S. Brent Plate assesses the peculiar appeal of Thomas Kinkade, “the painter of light,” who died earlier this month at 54.
Beauty. Emotion. Buying. Kinkade pulled together religion, art, and commerce to sell a feeling.
Kinkade sold a great many of these feelings through some curious approaches to painting and a shrewd business distribution system. Critics easily dismissed his paintings as kitsch, poor art, or perhaps not even art at all. While I don’t really like Kinkade’s paintings, I believe it would be naïve to simply dismiss his work, to stop querying the deeper reasons for its mass appeal. Kinkade’s pictures may or may not tell us much about art, but they do tell us about the work of art. Art works, it has a job to do, and the effects of art can be more important than the pictures themselves.
Kinkade’s is a theo-aesthetic, a distant, or perhaps bastardized, version of Romanticism, that great cultural movement begun in the late eighteenth, and carried forward into the nineteenth century. Romanticism was in large part a reaction against the overly-rational approaches of the Enlightenment; the Terror of the French Revolution, the spoils of industrialization, and war across Europe left many balking at the so-called progress of the rational mind. Poets like Goethe, and Shelley, and philosophers like Schiller, Kant, and Schlegel began to pay attention to the emotions, to intuition, and to aesthetic experiences that weren’t comprehensible by rational means.

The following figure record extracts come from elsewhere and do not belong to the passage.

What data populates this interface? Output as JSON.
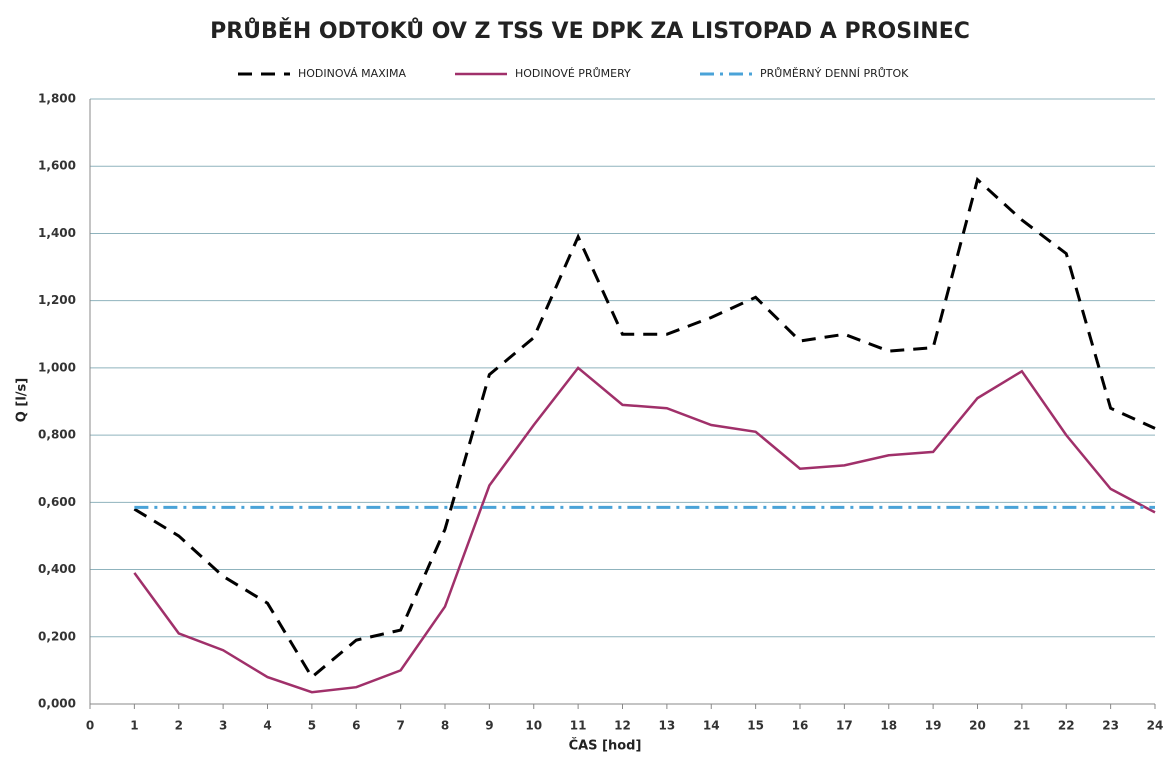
{
  "chart_data": {
    "type": "line",
    "title": "PRŮBĚH ODTOKŮ OV Z TSS VE DPK ZA LISTOPAD A PROSINEC",
    "x_label": "ČAS [hod]",
    "y_label": "Q [l/s]",
    "x": [
      1,
      2,
      3,
      4,
      5,
      6,
      7,
      8,
      9,
      10,
      11,
      12,
      13,
      14,
      15,
      16,
      17,
      18,
      19,
      20,
      21,
      22,
      23,
      24
    ],
    "series": [
      {
        "name": "HODINOVÁ MAXIMA",
        "color": "#000000",
        "line_style": "dashed",
        "values": [
          0.58,
          0.5,
          0.38,
          0.3,
          0.08,
          0.19,
          0.22,
          0.52,
          0.98,
          1.09,
          1.39,
          1.1,
          1.1,
          1.15,
          1.21,
          1.08,
          1.1,
          1.05,
          1.06,
          1.56,
          1.44,
          1.34,
          0.88,
          0.82
        ]
      },
      {
        "name": "HODINOVÉ PRŮMERY",
        "color": "#a0306a",
        "line_style": "solid",
        "values": [
          0.39,
          0.21,
          0.16,
          0.08,
          0.035,
          0.05,
          0.1,
          0.29,
          0.65,
          0.83,
          1.0,
          0.89,
          0.88,
          0.83,
          0.81,
          0.7,
          0.71,
          0.74,
          0.75,
          0.91,
          0.99,
          0.8,
          0.64,
          0.57
        ]
      },
      {
        "name": "PRŮMĚRNÝ DENNÍ PRŮTOK",
        "color": "#4aa3d8",
        "line_style": "dashdot",
        "values": [
          0.585,
          0.585,
          0.585,
          0.585,
          0.585,
          0.585,
          0.585,
          0.585,
          0.585,
          0.585,
          0.585,
          0.585,
          0.585,
          0.585,
          0.585,
          0.585,
          0.585,
          0.585,
          0.585,
          0.585,
          0.585,
          0.585,
          0.585,
          0.585
        ]
      }
    ],
    "xlim": [
      0,
      24
    ],
    "xticks": [
      0,
      1,
      2,
      3,
      4,
      5,
      6,
      7,
      8,
      9,
      10,
      11,
      12,
      13,
      14,
      15,
      16,
      17,
      18,
      19,
      20,
      21,
      22,
      23,
      24
    ],
    "ylim": [
      0,
      1.8
    ],
    "yticks": [
      {
        "value": 0,
        "label": "0,000"
      },
      {
        "value": 0.2,
        "label": "0,200"
      },
      {
        "value": 0.4,
        "label": "0,400"
      },
      {
        "value": 0.6,
        "label": "0,600"
      },
      {
        "value": 0.8,
        "label": "0,800"
      },
      {
        "value": 1.0,
        "label": "1,000"
      },
      {
        "value": 1.2,
        "label": "1,200"
      },
      {
        "value": 1.4,
        "label": "1,400"
      },
      {
        "value": 1.6,
        "label": "1,600"
      },
      {
        "value": 1.8,
        "label": "1,800"
      }
    ],
    "grid": true,
    "legend": "top"
  }
}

Is this a parable for the Episcopal Church? After reading one salvation proposal after another one wonders if some aren’t willing to sell out “in order to make (TEC) more saleable.
One important point that Plate misses was caught by Joe Carter in this article from First Things: Kinkade actually started painting in a significantly different style, and indeed continued to paint in his own style under an assumed name, so perhaps not to hurt sales of his main line of merchandise. And I would agree with the assessment that, judged by technique, his older style stuff is better. And then you get something like this supposed depiction of the Cape Hatteras Light which sets it on a New England coast instead of on a mid-Atlantic barrier island.
It galled me to hear him compare himself to Norman Rockwell, not just because the latter is a much better technician, but also because Rockwell never prostituted his technique to the sentimental scenes he painted. And at that there is a lot wider range of emotion in Rockwell’s work (think of Rosie the Riveter versus The Problem We All Live With). Kinkade, to be blunt, sold his artistry out: he switched to making what he had to understand as inferior craft in order to make it more saleable.